Andrei Alexandrescu wrote:
grauzone wrote:
Lars T. Kyllingstad wrote:
Jacob Carlborg wrote:
On 11/10/09 01:27, Bill Baxter wrote:
On Mon, Nov 9, 2009 at 4:09 PM, Walter Bright
<newshou...@digitalmars.com>  wrote:
Looks like Bill Baxter is giving a presentation on D Nov. 18!

http://www.nwcpp.org/

Yep, that's right, and I'd be quite grateful to you smart folks here
if you could share your meta-programming favorites with me!   If
you've got a real-world example of meta-programming in D that you
think is particularly handy, then please send it my way

I'm looking for small-but-useful things that are easy to explain, and
make something easier than it would be otherwise.  Things like places
where static if can save your butt,  or loop unrolling,  and passing
code snippets to functions like in std.algorithm.
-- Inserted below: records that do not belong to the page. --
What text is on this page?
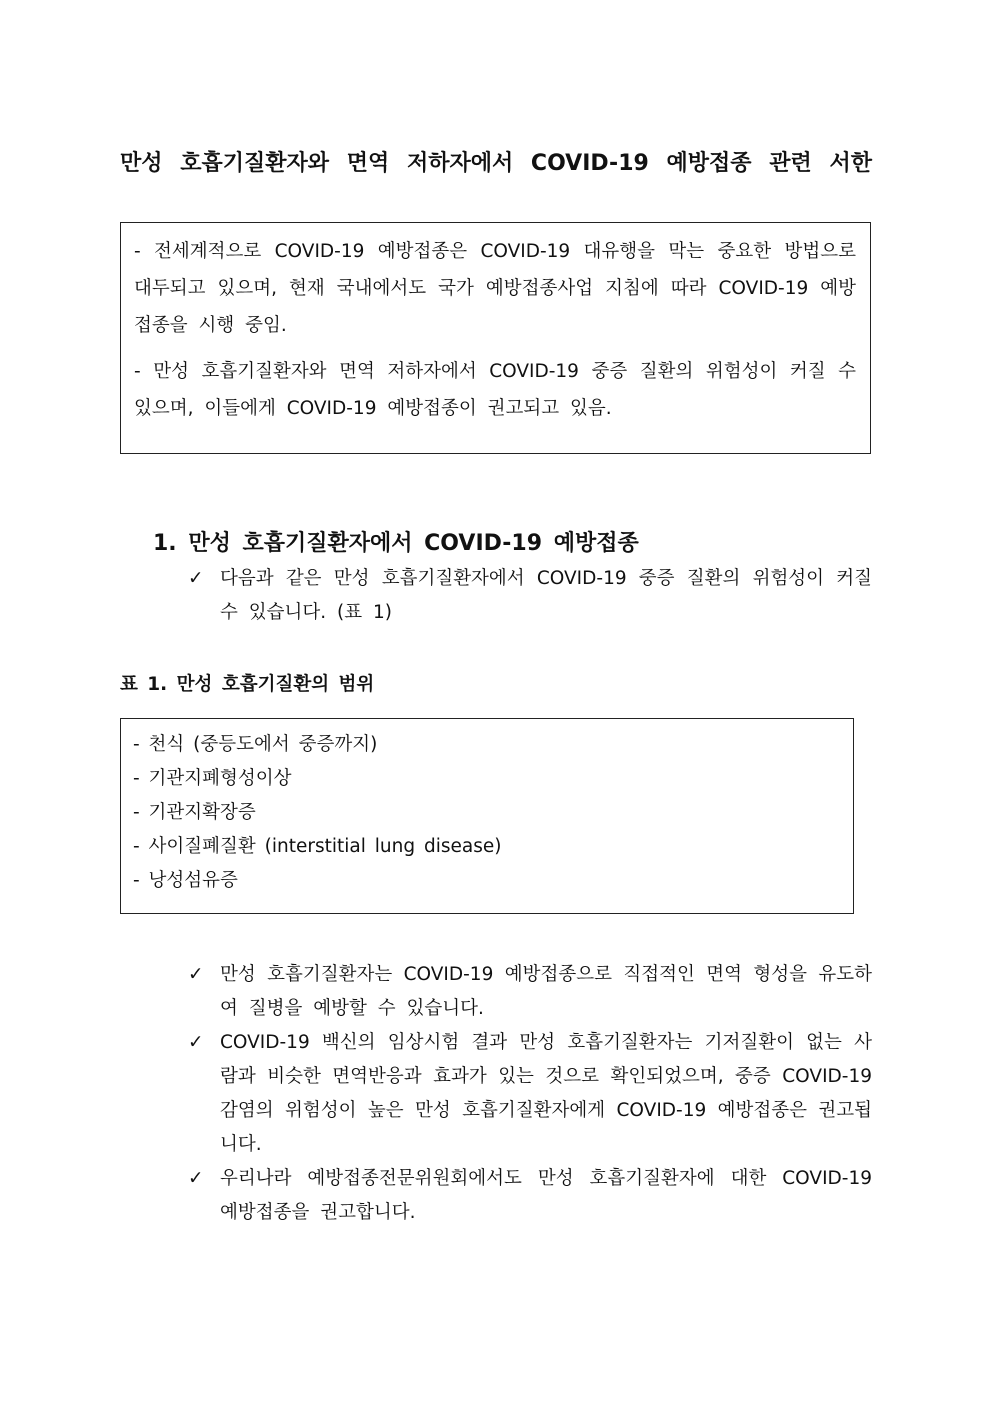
만성 호흡기질환자와 면역 저하자에서 COVID-19 예방접종 관련 서한

- 전세계적으로 COVID-19 예방접종은 COVID-19 대유행을 막는 중요한 방법으로 대두되고 있으며, 현재 국내에서도 국가 예방접종사업 지침에 따라 COVID-19 예방접종을 시행 중임.

- 만성 호흡기질환자와 면역 저하자에서 COVID-19 중증 질환의 위험성이 커질 수 있으며, 이들에게 COVID-19 예방접종이 권고되고 있음.

1. 만성 호흡기질환자에서 COVID-19 예방접종
✓ 다음과 같은 만성 호흡기질환자에서 COVID-19 중증 질환의 위험성이 커질 수 있습니다. (표 1)
표 1. 만성 호흡기질환의 범위
- 천식 (중등도에서 중증까지)
- 기관지폐형성이상
- 기관지확장증
- 사이질폐질환 (interstitial lung disease)
- 낭성섬유증
✓ 만성 호흡기질환자는 COVID-19 예방접종으로 직접적인 면역 형성을 유도하여 질병을 예방할 수 있습니다.
✓ COVID-19 백신의 임상시험 결과 만성 호흡기질환자는 기저질환이 없는 사람과 비슷한 면역반응과 효과가 있는 것으로 확인되었으며, 중증 COVID-19 감염의 위험성이 높은 만성 호흡기질환자에게 COVID-19 예방접종은 권고됩니다.
✓ 우리나라 예방접종전문위원회에서도 만성 호흡기질환자에 대한 COVID-19 예방접종을 권고합니다.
Things like a compile-time raytracer or regexp parser (though quite
cool!) are not what I'm after.  Too involved for a short talk.

--bb

This is invaluable to me, which makes it possible to do some form of duck typing at compile time:

static if (is(typeof({
/* does this compile */
})))

There are forces at work (Don, that is) attempting to get rid of that very construct and replace it with something better:

http://www.digitalmars.com/d/archives/digitalmars/D/Proposal_Replace_traits_and_is_typeof_XXX_with_a_magic_namespace_._99914.html

In my humble opinion, is(typeof({...})) is an ugly creature. I really don't think it should be put under a spotlight as a good example of D metaprogramming. If anything, please use __traits(compiles, {...}) instead.

Who cares about "ugly" syntax, if the idea is bad in the first place?
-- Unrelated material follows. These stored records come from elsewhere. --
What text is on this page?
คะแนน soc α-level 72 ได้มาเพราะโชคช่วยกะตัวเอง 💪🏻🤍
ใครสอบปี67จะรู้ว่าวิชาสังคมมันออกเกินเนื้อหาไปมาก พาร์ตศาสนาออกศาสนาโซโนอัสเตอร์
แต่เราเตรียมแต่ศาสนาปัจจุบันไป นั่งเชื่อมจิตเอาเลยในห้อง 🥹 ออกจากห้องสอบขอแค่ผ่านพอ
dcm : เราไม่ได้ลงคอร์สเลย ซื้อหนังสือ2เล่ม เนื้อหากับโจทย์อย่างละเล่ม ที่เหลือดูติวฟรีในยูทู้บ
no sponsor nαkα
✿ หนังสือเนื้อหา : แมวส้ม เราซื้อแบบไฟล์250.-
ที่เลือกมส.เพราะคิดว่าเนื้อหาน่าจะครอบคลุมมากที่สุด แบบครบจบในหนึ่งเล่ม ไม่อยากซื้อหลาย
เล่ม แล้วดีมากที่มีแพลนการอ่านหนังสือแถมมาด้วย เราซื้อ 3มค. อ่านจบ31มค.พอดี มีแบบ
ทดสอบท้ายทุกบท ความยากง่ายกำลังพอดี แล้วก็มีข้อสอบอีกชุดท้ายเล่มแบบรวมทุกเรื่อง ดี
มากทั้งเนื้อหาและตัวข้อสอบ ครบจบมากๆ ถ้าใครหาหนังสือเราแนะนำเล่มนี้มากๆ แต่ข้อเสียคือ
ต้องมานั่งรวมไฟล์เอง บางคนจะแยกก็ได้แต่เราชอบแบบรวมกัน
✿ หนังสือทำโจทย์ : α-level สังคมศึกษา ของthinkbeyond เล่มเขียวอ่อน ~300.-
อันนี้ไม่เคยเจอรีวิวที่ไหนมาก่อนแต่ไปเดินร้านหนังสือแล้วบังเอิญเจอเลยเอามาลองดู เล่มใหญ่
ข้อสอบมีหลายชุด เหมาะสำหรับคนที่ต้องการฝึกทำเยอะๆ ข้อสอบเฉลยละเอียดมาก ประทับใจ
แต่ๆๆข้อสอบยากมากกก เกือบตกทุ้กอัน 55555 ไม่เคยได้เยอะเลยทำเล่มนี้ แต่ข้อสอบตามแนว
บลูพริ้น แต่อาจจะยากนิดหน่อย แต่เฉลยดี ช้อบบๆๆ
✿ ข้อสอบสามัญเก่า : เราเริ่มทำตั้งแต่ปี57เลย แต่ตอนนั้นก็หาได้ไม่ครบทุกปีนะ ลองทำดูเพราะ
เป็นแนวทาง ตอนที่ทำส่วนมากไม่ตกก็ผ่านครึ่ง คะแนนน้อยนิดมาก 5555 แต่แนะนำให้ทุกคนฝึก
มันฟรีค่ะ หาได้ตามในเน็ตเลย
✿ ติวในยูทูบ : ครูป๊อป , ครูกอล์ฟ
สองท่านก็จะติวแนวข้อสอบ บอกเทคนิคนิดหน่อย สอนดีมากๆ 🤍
I think testing types during compilation isn't bad. Under what circumstances is it?

You're not testing for types, you're testing if it compiles. Inside the tested block of code, all sorts of things could go wrong. You can't know if is(typeof(...)) really did what you wanted, or if something broke. At least when you're doing more complex stuff with is(typeof), the danger of silent failures increases. Suppose the user makes an error in his custom range type by specifying a wrong return type (or whatever), and the range library just ignores his range-related function. Maybe that range function was optional, which will end in the range library seemingly ignoring his function. Can this be good? (I don't know if that case I described can even happen in your ranges lib, but I think this is a typical failure that could happen with is(typeof).)

This isn't even compiletime duck typing anymore, it's try-and-error built into the compiler. Even worse, now having semantically incorrect code in D sources is perfectly fine for weird reasons, and the compiler has to "swallow" some kinds of semantics errors.

Really, wouldn't some mechanism to explicitly check for compile time contracts better?

For me, this is some sort of metaprogramming WTF. This all makes me cringe. Sorry about that.